Juliana também morava nessa rua, era amiguinha das
gêmeas, tinha cabelos lisos, loiros, caídos bem abaixo dos ombros. Todos
a chamavam de Jujuba. Também havia a Gabriela, morena dos cabelos tão
grandes que alcançavam o bumbum. Nossa, a Gabriela era tão mandona,
gostava de chefiar tudo. Mandar era com ela mesma. Iago era um dos
poucos meninos da rua, magro como um palito, negro, dois olhos de jabuticaba
bem madura.
A criançada se divertia com as brincadeiras que
seus pais e até avós já haviam brincado. Queimada, que essa nova geração
cismava em chamar de queimado, pique-esconde, bandeirinha, o mestre
mandou. Muitas e muitas brincadeiras. Puxa, como se divertia essa
meninada!
*
* * * *
Não só havia crianças nessa rua, mas árvores frondosas, principalmente
amendoeiras. Quando chovia, e a criançada não queria acabar a
brincadeira, todos se protegiam embaixo das árvores. E quando o sol
estava muito forte, a galerinha também ficava sob as copas tão protetoras das
mesmas árvores.
Alguns gatos circulavam pela rua, uns tinham dono, outros eram da rua
mesmo. Um desses errantes era um lindo gato branco, a cauda mais peluda
do que o resto do corpo, um pouquinho gordo, mas nada que o impedisse de
escalar muros e até mesmo as belas árvores. E mesmo sendo um bichano das
ruas, tinha nome e até sobrenome, colocado pelo pessoal da vizinhança.

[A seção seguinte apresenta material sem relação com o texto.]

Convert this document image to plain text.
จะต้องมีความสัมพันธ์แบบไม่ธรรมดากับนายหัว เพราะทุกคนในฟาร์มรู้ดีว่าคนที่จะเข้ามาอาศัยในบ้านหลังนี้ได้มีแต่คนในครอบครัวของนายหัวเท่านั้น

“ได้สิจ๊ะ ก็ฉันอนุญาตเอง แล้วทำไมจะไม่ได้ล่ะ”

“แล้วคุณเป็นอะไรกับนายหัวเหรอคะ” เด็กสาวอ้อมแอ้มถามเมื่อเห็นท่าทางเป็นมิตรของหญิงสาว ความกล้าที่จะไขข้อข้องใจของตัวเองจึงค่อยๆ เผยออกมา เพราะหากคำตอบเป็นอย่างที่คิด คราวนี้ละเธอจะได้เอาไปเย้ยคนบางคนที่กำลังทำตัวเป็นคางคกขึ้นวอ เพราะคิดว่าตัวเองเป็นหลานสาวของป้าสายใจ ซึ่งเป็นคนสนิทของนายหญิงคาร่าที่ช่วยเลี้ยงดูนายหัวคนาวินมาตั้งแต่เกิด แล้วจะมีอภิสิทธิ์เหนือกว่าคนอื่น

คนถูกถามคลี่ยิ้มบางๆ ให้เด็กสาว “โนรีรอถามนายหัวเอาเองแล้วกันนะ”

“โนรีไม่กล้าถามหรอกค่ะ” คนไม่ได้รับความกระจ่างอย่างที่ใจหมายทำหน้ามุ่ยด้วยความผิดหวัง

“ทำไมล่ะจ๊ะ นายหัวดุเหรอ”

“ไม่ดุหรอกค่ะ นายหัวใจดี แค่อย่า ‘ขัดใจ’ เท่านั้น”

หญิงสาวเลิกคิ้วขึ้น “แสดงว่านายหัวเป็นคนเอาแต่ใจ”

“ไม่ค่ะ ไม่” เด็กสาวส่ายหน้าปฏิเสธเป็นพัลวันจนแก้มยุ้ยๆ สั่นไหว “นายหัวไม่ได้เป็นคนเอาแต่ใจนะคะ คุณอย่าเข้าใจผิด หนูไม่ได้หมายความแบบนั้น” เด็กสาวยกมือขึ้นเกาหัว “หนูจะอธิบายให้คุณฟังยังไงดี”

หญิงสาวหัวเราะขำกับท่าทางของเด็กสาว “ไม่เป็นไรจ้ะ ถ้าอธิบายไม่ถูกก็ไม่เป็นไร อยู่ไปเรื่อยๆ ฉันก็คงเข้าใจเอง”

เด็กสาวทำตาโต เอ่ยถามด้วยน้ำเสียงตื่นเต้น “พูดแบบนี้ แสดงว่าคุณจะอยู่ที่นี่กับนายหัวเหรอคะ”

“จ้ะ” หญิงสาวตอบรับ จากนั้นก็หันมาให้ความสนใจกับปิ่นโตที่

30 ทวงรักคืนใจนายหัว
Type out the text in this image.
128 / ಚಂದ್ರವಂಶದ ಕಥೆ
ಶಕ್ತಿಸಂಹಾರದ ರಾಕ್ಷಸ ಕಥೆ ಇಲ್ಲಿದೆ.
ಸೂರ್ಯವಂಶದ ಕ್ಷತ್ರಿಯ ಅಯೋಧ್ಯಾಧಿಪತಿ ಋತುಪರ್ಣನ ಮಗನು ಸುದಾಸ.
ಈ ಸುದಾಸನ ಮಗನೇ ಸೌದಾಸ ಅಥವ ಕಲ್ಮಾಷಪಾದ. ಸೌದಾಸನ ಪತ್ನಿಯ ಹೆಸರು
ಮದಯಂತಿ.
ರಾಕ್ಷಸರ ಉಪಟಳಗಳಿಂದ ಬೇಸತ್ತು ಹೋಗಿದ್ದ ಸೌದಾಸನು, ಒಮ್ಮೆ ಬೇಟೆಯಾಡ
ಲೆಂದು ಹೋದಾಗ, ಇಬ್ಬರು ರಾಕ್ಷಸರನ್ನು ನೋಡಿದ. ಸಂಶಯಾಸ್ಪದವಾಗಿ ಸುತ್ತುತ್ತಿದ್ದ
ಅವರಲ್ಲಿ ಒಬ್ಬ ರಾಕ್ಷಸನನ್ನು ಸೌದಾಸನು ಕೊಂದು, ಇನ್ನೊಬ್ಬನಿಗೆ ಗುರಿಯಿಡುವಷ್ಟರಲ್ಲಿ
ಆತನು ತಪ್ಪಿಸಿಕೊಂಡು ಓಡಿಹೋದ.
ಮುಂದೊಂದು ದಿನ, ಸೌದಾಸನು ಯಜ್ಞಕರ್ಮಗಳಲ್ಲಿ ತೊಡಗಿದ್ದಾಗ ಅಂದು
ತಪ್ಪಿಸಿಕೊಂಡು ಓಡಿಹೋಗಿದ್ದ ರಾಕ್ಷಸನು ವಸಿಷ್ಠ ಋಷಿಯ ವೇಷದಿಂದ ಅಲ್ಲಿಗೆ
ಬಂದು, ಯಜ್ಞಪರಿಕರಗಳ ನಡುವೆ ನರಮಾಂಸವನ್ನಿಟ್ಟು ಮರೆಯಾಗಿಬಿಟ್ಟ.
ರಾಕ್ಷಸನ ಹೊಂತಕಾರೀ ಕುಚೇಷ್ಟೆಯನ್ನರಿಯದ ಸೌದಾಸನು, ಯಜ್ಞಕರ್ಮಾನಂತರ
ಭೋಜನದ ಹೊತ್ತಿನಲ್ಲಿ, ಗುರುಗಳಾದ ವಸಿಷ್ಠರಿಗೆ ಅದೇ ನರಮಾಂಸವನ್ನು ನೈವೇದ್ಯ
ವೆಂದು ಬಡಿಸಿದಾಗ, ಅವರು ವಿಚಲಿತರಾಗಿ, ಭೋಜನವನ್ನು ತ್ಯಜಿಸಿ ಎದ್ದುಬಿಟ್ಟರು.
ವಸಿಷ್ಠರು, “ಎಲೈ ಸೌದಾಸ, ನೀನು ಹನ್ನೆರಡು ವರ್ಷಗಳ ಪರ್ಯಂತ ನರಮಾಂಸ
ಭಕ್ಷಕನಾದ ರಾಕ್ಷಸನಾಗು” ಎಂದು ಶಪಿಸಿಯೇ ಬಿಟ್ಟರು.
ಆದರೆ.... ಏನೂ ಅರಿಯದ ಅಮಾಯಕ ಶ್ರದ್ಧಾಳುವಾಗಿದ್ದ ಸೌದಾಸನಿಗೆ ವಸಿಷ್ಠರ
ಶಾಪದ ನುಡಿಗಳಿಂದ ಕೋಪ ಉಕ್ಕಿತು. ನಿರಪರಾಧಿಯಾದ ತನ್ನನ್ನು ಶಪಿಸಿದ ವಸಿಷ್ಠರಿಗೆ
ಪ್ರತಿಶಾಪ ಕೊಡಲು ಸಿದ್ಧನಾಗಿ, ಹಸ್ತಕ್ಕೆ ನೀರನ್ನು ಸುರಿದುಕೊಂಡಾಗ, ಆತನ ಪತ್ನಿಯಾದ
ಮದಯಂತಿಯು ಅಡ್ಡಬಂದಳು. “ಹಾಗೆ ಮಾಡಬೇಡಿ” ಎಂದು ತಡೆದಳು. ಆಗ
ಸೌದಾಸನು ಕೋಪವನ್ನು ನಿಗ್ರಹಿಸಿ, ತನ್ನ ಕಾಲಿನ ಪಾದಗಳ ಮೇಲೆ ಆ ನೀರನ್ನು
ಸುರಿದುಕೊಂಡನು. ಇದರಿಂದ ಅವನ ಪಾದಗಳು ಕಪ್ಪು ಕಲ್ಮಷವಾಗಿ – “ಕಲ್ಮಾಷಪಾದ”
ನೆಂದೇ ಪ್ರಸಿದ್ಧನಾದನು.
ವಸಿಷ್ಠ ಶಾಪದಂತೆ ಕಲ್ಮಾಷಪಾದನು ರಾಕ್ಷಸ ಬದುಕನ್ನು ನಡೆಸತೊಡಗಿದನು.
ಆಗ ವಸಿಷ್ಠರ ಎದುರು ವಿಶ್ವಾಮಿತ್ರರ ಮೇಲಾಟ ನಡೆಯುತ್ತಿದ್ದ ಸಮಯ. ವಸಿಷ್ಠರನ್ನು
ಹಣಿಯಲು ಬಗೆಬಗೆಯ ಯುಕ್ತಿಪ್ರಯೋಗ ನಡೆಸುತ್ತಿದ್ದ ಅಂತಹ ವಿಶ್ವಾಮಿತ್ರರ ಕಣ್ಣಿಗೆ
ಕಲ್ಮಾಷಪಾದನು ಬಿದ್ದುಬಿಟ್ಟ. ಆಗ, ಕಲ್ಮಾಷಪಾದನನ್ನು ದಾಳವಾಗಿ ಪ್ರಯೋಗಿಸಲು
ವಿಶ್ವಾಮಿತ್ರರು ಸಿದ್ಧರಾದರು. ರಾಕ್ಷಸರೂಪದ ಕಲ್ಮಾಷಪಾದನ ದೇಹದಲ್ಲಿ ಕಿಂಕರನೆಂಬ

Pois bem, o dito cujo se chamava Virgulino Ferreira da Silva. Mas por que
cargas d’água iriam dar um nome desses a um gato, você poderia perguntar.
É mais simples do que parece: esse bichano recebeu esse nome como uma
referência ao cangaceiro Lampião, que se chamava Virgulino Ferreira da Silva e
só tinha um olho. Pois é, o gato Virgulino também só possuía um
olho. Ninguém sabe na verdade como ele perdeu o outro ou, se sabe, já se
esqueceu.
Quem sempre andava com o Virgulino era um gato de cor cinza azulado, olhos
verdes e que sempre se metia em confusão. Já havia escapado da morte
diversas vezes e, por esse motivo, ganhara o sugestivo nome de “Elvis não
morreu”. Virgulino e Elvis eram amigos inseparáveis, sempre se metendo em
encrencas juntos, sempre saindo delas juntos. Eram como unha e carne.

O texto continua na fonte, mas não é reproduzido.